Taryuni diketahui berangkat ke Taiwan pada tahun 1999 melalui jasa PJTKI di Jakarta, dengan izin resmi dari suami dan keluarga. Keberangkatannya pun tanpa adanya masalah atau perselisihan dengan keluarga.
Hal ini juga diperkuat oleh keterangan suaminya, Parsun. Ia mengaku selama ini rumah tangganya dengan Taryuni baik-baik saja, tanpa pernah terjadi cekcok atau permasalahan. Parsun pun merasa bingung kenapa istrinya tidak pernah memberi kabar kepada keluarga.

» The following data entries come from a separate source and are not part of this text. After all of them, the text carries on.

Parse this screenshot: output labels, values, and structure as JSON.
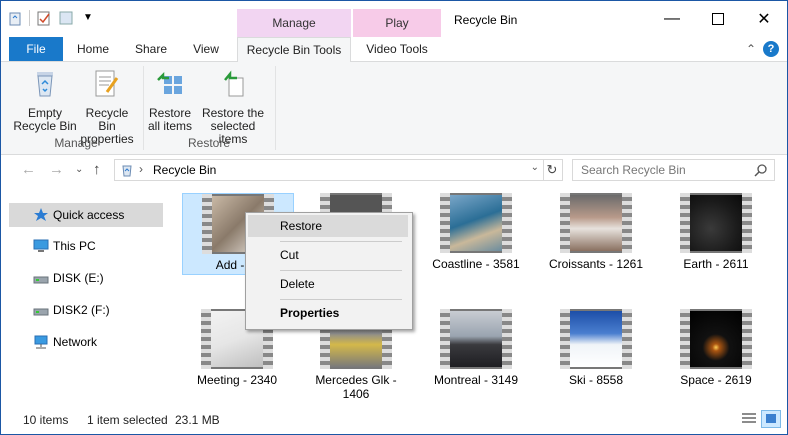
{
  "window": {
    "title": "Recycle Bin"
  },
  "context_groups": {
    "manage": "Manage",
    "play": "Play"
  },
  "tabs": {
    "file": "File",
    "home": "Home",
    "share": "Share",
    "view": "View",
    "recycle_bin_tools": "Recycle Bin Tools",
    "video_tools": "Video Tools"
  },
  "ribbon": {
    "empty_line1": "Empty",
    "empty_line2": "Recycle Bin",
    "props_line1": "Recycle Bin",
    "props_line2": "properties",
    "manage_group": "Manage",
    "restore_all_line1": "Restore",
    "restore_all_line2": "all items",
    "restore_sel_line1": "Restore the",
    "restore_sel_line2": "selected items",
    "restore_group": "Restore"
  },
  "address": {
    "path": "Recycle Bin",
    "search_placeholder": "Search Recycle Bin"
  },
  "nav": {
    "items": [
      {
        "label": "Quick access",
        "icon": "star-icon"
      },
      {
        "label": "This PC",
        "icon": "monitor-icon"
      },
      {
        "label": "DISK (E:)",
        "icon": "drive-icon"
      },
      {
        "label": "DISK2 (F:)",
        "icon": "drive-icon"
      },
      {
        "label": "Network",
        "icon": "network-icon"
      }
    ]
  },
  "files": [
    {
      "label": "Add - 11"
    },
    {
      "label": ""
    },
    {
      "label": "Coastline - 3581"
    },
    {
      "label": "Croissants - 1261"
    },
    {
      "label": "Earth - 2611"
    },
    {
      "label": "Meeting - 2340"
    },
    {
      "label": "Mercedes Glk - 1406"
    },
    {
      "label": "Montreal - 3149"
    },
    {
      "label": "Ski - 8558"
    },
    {
      "label": "Space - 2619"
    }
  ],
  "context_menu": {
    "restore": "Restore",
    "cut": "Cut",
    "delete": "Delete",
    "properties": "Properties"
  },
  "status": {
    "count": "10 items",
    "selection": "1 item selected",
    "size": "23.1 MB"
  },
  "colors": {
    "accent": "#1979ca",
    "selection": "#cce8ff",
    "manage": "#f2d5f2",
    "play": "#f7cbe8"
  }
}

“Saya juga nggak ngerti kenapa. Selama ini nggak pernah ada masalah. Saya mohon sama Miss Yuni dan Ibu Allena, tolong bantu carikan istri saya,” ujar Parsun dengan nada haru.
Kabar terakhir diterima keluarga pada tahun 2020, saat Taryuni sempat mengirimkan surat ke rumah. Namun, menurut keterangan anak pertama Taryuni, surat tersebut tidak pernah sampai karena hilang saat diantar oleh pihak kamituo desa.
“Dulu pernah, Mbak. Ibu itu kirim surat, tapi katanya dihilangkan oleh kamituo kami. Jadi kami juga belum pernah membacanya,” ungkapnya.
Keterangan tambahan disampaikan oleh adik Taryuni, bahwa saat berangkat ke Taiwan, Taryuni menggunakan status identitas sebagai lajang, padahal saat itu ia telah menikah.
Taryuni merupakan anak pertama dari empat bersaudara. Selama ini keluarga belum pernah secara serius mencari keberadaannya, dan baru kali ini mereka mengupayakan pencarian melalui bantuan Aktivis PMI.